E, assim, chegamos à terceira década deste século. O desafio relacionado à elevação da produtividade ainda se impõe, principalmente se comparada a outras culturas tradicionais do País. Com o uso de biotecnologia, a produtividade média do milho safrinha subiu mais de 100% em 16 anos, a despeito de uma expansão de quase 10x na área de cultivo. Isso hoje permite, inclusive, que o etanol produzido a partir do cereal tenha se tornado mais competitivo do que o da cana em termos de custo, algo impensável há até pouco tempo.

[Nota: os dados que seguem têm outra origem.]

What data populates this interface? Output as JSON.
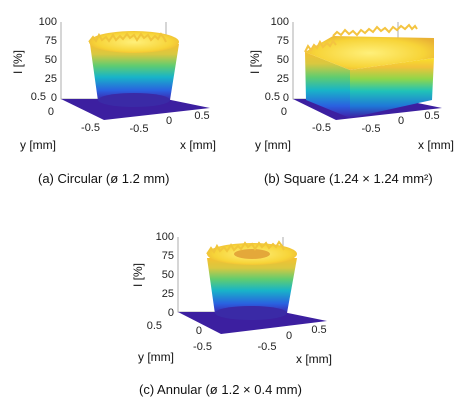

De certa forma, os desafios transcorridos pelo setor sucroenergético durante os anos 2010 serviram com o propósito de seleção natural. Sob um cenário adverso de raras proporções, sobressaíram as empresas com capacidade financeira e operacional para manter investimentos no campo e, assim, garantir competitividade de custo, margens adequadas e baixa alavancagem financeira. Esses são os players que deverão comandar o processo de consolidação e profissionalização operacional e financeira do setor nos próximos anos. Num setor ainda tão heterogêneo, onde os quatro maiores participantes ainda reúnem menos de 30% da capacidade produtiva, é de se esperar que surja um novo ciclo de consolidação. Torçamos para que, dessa vez, esse movimento seja guiado por maior racionalidade.
A inversão de alguns dos parâmetros macroeconômicos locais, com juros reais finalmente baixos e câmbio depreciado, somada à intensificação da agenda ESG, com maior incentivo à produção e ao consumo de biocombustíveis em diversos países, trazem uma instigante e animadora perspectiva para o setor nos próximos anos.
O advento do RenovaBio reforça ainda não só o reconhecimento do papel do etanol como combustível eficiente e limpo, mas também contribui para o aumento da previsibilidade dos preços que serão recebidos pelos produtores a longo prazo, algo que o setor jamais usufruiu. Ainda no caso brasileiro, um ponto cabe destaque: uma menor presença do financiamento estatal abre espaço para uma maior participação dos mercados privados de equity, dívida e assessoria para fusões e aquisições. Parece inadmissível que um setor com tamanha importância atual e futura para a economia brasileira não tenha mais do que quatro empresas listadas em bolsa (sendo apenas três delas na B3).